Most files are in one of a few common formats, and many are a combination.
.sit StuffIt 1.5.1 archives
.hqx BinHex 4.0 file
.bin Binary file
.image Diskcopy 4.2 image file
.txt plain ASCII text file
.bsc Apple II BinSCII file
.shk Apple II ShrinkIt file
Most of the Macintosh files are BinHexed StuffIt files. This means you
need to transfer the file, then read the license agreement which is prepended
to it (with any text processor), use BinHex or any utility which can read
BinHex 4.0 files to decode the BinHex to a StuffIt archive, then use UnStuffIt
or the StuffIt Expander (or a similar utility) to decompress the .sit file into
the final file.
In some cases the final file is a .image file. These are exact duplicates
of floppy disks (with verified checksums). Use Diskcopy to convert these files
into floppy disks for installation.
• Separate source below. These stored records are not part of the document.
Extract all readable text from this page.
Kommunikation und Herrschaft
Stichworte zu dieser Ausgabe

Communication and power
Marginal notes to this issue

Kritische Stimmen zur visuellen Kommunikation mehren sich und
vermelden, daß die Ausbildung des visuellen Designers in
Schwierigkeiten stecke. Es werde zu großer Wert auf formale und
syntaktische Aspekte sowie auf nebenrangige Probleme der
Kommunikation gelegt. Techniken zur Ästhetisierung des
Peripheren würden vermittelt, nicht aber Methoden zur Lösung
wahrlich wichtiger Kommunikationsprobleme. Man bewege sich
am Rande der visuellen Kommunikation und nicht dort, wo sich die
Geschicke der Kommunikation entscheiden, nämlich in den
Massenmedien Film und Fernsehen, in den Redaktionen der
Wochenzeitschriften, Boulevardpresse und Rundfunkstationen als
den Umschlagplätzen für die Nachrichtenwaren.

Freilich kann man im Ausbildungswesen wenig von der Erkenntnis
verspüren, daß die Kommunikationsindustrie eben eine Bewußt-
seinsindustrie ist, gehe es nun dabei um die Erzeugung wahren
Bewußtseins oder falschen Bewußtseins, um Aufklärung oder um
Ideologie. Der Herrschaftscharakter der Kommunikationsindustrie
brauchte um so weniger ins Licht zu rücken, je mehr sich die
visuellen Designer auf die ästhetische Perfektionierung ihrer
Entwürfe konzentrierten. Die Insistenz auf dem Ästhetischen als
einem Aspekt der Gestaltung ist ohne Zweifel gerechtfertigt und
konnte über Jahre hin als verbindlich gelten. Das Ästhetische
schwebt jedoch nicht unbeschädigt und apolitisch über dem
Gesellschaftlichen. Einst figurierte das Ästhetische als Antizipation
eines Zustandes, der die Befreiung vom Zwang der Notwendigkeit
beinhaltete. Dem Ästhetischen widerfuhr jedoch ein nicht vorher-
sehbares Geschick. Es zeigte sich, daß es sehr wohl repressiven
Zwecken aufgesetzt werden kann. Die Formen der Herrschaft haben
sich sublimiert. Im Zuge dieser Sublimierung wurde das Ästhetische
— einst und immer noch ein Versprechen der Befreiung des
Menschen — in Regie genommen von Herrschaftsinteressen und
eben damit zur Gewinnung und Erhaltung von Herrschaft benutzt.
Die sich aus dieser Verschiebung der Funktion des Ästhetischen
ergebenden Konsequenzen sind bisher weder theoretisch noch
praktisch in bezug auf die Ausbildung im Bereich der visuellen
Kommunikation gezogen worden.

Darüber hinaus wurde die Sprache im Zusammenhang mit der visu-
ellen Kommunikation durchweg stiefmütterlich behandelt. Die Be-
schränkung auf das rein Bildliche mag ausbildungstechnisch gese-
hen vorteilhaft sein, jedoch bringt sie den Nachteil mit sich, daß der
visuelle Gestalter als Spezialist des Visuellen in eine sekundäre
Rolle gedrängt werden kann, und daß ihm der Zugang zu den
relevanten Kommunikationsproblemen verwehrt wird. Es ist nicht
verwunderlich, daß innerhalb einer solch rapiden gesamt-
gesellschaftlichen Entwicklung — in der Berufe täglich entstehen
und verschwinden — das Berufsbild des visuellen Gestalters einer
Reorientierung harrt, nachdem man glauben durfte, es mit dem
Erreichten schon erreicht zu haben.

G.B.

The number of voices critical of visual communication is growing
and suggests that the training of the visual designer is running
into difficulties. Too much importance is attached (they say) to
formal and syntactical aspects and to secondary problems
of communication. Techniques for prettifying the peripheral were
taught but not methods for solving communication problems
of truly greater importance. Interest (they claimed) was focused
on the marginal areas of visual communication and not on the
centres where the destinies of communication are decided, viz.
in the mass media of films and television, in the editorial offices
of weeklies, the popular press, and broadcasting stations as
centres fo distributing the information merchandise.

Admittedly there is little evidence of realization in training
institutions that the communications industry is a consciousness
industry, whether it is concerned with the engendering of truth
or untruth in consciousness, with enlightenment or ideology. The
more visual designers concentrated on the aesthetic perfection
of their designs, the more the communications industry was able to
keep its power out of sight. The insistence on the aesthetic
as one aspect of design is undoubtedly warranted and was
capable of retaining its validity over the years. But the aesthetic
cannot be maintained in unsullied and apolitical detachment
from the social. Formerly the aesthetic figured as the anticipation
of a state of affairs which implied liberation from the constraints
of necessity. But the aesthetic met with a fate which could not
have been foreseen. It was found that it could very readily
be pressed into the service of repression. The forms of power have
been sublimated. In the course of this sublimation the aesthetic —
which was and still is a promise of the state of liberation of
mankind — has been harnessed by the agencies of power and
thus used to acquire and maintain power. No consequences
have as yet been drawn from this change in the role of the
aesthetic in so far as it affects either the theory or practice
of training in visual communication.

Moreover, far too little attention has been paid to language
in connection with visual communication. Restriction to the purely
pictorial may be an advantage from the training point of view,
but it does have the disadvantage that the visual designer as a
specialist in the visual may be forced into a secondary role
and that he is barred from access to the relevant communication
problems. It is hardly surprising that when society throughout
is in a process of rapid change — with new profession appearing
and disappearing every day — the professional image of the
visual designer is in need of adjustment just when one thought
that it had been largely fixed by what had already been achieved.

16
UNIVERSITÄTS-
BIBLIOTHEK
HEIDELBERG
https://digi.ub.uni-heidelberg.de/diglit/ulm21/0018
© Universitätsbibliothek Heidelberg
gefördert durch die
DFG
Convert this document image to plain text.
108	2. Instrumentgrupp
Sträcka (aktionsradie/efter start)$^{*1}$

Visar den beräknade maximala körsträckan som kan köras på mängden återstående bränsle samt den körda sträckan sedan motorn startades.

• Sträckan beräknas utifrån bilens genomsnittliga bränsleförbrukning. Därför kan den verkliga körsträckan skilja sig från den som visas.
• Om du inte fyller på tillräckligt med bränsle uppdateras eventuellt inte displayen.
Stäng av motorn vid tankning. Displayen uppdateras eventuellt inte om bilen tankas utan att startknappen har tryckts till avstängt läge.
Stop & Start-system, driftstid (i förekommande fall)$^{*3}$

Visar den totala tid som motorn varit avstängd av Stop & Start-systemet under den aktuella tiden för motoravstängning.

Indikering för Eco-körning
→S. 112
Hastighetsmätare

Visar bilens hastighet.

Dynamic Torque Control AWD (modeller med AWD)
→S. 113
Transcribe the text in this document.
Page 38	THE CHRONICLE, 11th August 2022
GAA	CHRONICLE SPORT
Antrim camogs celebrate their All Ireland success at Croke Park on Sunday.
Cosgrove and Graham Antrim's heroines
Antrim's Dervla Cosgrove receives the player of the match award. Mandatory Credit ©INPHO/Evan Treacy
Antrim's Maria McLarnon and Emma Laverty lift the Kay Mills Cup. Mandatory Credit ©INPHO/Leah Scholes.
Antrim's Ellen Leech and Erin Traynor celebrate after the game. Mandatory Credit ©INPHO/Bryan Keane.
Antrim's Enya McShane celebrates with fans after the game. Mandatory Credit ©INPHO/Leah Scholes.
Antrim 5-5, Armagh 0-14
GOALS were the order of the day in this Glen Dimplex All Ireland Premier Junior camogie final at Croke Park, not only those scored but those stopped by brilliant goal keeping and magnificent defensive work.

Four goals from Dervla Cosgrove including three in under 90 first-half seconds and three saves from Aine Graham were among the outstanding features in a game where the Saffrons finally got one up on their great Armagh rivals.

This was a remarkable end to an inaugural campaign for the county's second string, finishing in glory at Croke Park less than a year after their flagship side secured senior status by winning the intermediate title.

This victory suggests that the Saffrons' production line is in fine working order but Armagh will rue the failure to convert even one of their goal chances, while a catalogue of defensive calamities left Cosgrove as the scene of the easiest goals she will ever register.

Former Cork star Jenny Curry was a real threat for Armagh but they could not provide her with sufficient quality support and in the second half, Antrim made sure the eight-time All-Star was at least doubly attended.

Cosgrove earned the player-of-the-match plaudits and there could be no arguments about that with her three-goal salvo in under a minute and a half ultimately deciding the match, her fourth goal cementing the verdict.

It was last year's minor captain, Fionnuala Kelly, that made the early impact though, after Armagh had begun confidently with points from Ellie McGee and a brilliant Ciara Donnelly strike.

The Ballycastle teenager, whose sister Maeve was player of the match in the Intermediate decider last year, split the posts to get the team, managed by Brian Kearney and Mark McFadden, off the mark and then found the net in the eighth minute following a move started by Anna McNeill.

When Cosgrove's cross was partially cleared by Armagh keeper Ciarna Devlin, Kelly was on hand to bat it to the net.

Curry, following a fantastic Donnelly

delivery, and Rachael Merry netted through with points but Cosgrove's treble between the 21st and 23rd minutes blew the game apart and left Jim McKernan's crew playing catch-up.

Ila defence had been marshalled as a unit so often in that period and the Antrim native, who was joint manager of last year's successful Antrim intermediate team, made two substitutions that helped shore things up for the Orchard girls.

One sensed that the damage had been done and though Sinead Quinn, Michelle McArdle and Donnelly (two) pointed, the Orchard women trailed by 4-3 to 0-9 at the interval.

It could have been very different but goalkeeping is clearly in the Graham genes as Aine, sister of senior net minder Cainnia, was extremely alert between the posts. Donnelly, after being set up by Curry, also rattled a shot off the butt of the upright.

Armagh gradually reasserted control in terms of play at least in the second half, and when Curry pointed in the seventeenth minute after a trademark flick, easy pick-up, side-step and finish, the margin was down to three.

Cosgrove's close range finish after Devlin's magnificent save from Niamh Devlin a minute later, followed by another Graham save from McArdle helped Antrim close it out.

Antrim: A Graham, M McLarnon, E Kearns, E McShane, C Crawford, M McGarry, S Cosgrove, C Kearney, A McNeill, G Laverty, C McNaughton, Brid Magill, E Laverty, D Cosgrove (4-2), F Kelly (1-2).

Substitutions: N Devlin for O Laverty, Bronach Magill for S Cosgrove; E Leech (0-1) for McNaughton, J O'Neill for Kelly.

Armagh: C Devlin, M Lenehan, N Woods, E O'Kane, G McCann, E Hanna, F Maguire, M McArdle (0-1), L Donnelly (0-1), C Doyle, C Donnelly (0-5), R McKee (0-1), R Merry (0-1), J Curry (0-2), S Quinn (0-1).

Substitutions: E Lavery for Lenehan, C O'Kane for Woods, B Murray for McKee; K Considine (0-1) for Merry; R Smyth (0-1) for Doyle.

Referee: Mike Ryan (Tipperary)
Some Apple System Software is in this
format.
Most of the Apple II files are either straight text or BinSCII'd ShrinkIt
files. This means you need to transfer the file, then use BinSCII to convert
the .bsc file to a ShrinkIt file, then use ShrinkIt to create the final file or
disk.
Note: Apple calls their BinSCII'd .SHK files ".bsc" instead of ".bsq". It is
fairly common for uploaders and ftp sites to tag any BinSCII'd file as ".bsc".
The rationale is that, once a user un-BinSCII's a file, he or she will find an
.SHK, .ZIP, etc. file and know how to continue.